材料は、かまぼこ、伊達巻、なめこやしめじなどのキノコ(キノコはなんでも。ただとろみになるなめこは必須です)、塩ふたつまみ、濃口醤油(愛用はミツル醤油)とめんつゆ(おなじみのにんべんゴールド)、片栗粉、サラダ油などを適宜。
かまぼこと伊達巻に片栗粉をまんべんなくまぶしたら、フライパンに少し多めにサラダ油を入れて熱し、かまぼこと伊達巻を並べて揚げ焼きにします。
両面がきつね色になるまで揚げ焼きにしたら、キッチンペーパーに乗せて余計な油を取り、皿に盛りつけておきます。
フライパンは洗わずにそのまま使います。
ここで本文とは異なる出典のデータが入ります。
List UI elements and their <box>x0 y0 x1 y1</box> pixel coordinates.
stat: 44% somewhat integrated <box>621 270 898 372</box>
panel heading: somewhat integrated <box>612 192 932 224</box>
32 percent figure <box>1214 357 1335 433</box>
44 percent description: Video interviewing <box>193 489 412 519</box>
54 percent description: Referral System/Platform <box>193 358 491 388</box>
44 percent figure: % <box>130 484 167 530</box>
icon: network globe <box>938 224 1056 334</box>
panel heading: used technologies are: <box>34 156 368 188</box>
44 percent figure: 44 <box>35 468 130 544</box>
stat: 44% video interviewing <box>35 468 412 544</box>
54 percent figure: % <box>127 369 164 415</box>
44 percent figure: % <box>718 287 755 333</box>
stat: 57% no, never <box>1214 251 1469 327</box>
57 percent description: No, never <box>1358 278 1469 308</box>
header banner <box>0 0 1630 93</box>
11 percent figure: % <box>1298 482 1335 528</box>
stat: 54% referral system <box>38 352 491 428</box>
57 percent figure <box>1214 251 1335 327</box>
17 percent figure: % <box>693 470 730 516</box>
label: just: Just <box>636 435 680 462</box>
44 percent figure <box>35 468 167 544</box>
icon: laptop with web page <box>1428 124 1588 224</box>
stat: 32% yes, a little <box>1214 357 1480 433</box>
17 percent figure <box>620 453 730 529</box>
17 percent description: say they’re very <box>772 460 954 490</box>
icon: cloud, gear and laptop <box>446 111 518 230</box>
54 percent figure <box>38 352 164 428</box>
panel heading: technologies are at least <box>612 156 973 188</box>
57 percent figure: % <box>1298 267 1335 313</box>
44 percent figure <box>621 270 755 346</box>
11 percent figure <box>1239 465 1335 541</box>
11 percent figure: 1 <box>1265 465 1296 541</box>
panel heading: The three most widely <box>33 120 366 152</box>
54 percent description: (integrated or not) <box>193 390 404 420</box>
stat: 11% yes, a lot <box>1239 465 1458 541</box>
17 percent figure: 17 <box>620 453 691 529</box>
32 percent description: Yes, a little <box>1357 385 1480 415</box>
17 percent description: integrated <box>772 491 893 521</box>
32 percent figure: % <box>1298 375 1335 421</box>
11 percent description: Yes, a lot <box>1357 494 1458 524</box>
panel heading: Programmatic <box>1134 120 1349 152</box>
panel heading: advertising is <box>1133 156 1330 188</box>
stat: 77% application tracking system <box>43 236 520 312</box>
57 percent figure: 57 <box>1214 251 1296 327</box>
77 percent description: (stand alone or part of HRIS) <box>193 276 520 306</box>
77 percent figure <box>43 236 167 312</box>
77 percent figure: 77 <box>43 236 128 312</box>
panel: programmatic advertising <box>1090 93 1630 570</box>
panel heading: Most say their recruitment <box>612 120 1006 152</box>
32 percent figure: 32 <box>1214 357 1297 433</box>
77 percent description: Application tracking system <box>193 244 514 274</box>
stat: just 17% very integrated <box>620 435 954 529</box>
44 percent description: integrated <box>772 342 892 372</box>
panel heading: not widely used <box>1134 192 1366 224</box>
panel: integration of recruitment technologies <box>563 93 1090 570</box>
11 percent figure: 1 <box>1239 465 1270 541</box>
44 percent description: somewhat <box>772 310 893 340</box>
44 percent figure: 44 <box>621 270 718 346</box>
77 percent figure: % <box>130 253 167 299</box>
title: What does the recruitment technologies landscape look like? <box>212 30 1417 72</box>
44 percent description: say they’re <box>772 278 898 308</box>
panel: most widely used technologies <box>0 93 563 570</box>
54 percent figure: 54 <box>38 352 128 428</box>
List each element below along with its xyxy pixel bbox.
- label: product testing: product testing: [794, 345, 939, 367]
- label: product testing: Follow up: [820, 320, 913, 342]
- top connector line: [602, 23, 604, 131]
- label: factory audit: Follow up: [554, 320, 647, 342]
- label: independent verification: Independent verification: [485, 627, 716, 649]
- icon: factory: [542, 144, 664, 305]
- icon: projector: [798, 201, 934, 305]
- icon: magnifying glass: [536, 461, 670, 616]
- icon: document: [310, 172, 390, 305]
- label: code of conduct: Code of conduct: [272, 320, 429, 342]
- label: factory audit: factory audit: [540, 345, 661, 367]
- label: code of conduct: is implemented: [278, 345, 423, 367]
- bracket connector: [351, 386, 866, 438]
もし油が多すぎたらキッチンペーパーで軽くふき取り、油と片栗粉の揚げカスが残った状態の中に、キノコを入れて塩をふり、再び火をつけてよく炒めます。
キノコがしっとりしてきたら、醤油とめんつゆをそれぞれ静かに半回しほど加え、水をおちょこ一杯ぶんくらい加えて軽く煮ます。味見して足りない調味料は適宜、入れてくださいね。
全体にとろみがついたら、かまぼこと伊達巻の皿とは別の器に注ぎます。食べる直前にあんかけをかけて完成。全部かけずにとっておいて、たまにあんかけだけをつまみにしてもいいですよ。あつあつをいただきましょう。
上澄みを飲んだあとは、澱の部分も入れてぐびぐび。ドライな味に米の旨味が加わるとさらに豊かな味わいになりますね。この酒は、きのこや醤油の旨味によく合って、揚げものの油もきれいに流してくれるので、飲み心地がよく、箸も盃も止まりません。意外や意外の伊達巻が、今回はいい仕事をしています。伊達巻の甘みが醤油のいいアクセントになって甘しょっぱくなり、さらにお酒が進んじゃいます。
つくり手が奏でる日本酒
新酒のことを考えていたら、ふと思い出したことがあります。
音楽の仕事をしている知人に教えてもらったのですが、クラシックの世界では、オーケストラを統率する指揮者のもと発せられる音を、「歌」と言うことがあるそうです。指揮者は、指揮棒を振ってオーケストラをまとめる責任者にとどまらず、奏者が弾いた音が自分の「歌」になる。楽譜は同じでも、音と音の間にどう溜めをつくるのか、あるいはどう音に緩急をつけるのかによって、曲の表情が違う「歌」になるというのです。なるほど、これはお酒にも当てはまると思いました。
酒づくりのリーダーである蔵元または杜氏とは、蔵人だけではなく、微生物の統率者です。日本酒は、どんな統率者に導かれるかで酒質が決まり、それがそのままお酒の個性になります。同じ米と水を使っても、つくり手の統率次第で米に繁殖する菌の生え方や発酵具合が変わり、日本酒の味や表情が違ってくるのです。ですから、できたばかりの新酒とは、酒づくりのいわば指揮者が奏でた産声の「歌」なのではないでしょうか。
お酒も生の音楽(演奏)と一緒で、できたお酒はそのときしか味わえない一度きりのものです。とくに新酒は、より季節が限定されるので味わうのは今しかできません(時間が経てば新酒ではなく“夏酒”や“ひやおろし”など季節商品に形を変えて出荷される)。つくり手のみなさんはよく「酒づくりは毎年が一年生」と言っているのですが、生き物を相手にするゆえ、いつも同じものができるとは限らないんですね。そう考えると、無性にわくわくする私。2度と味わうことができない今の新酒を、より愛でたいという気持ちがつよくなります。
「群馬泉」の初しぼりも、もっともっと愛でたくなった私は、いつものお決まりのパターンですね。この酒は新酒の中ではめずらしく燗酒でもおいしいので、瓶ごと湯にドボン。きっと一本じゃ足りないので2本つけてしまいました。初しぼりはあたためると、旨味がこっくりして豊満な味になります。ドライで豊満。う〜ん、めちゃくちゃスタイルのいい女性みたいですね。はてさて、今日はどのくらい飲むのやら……。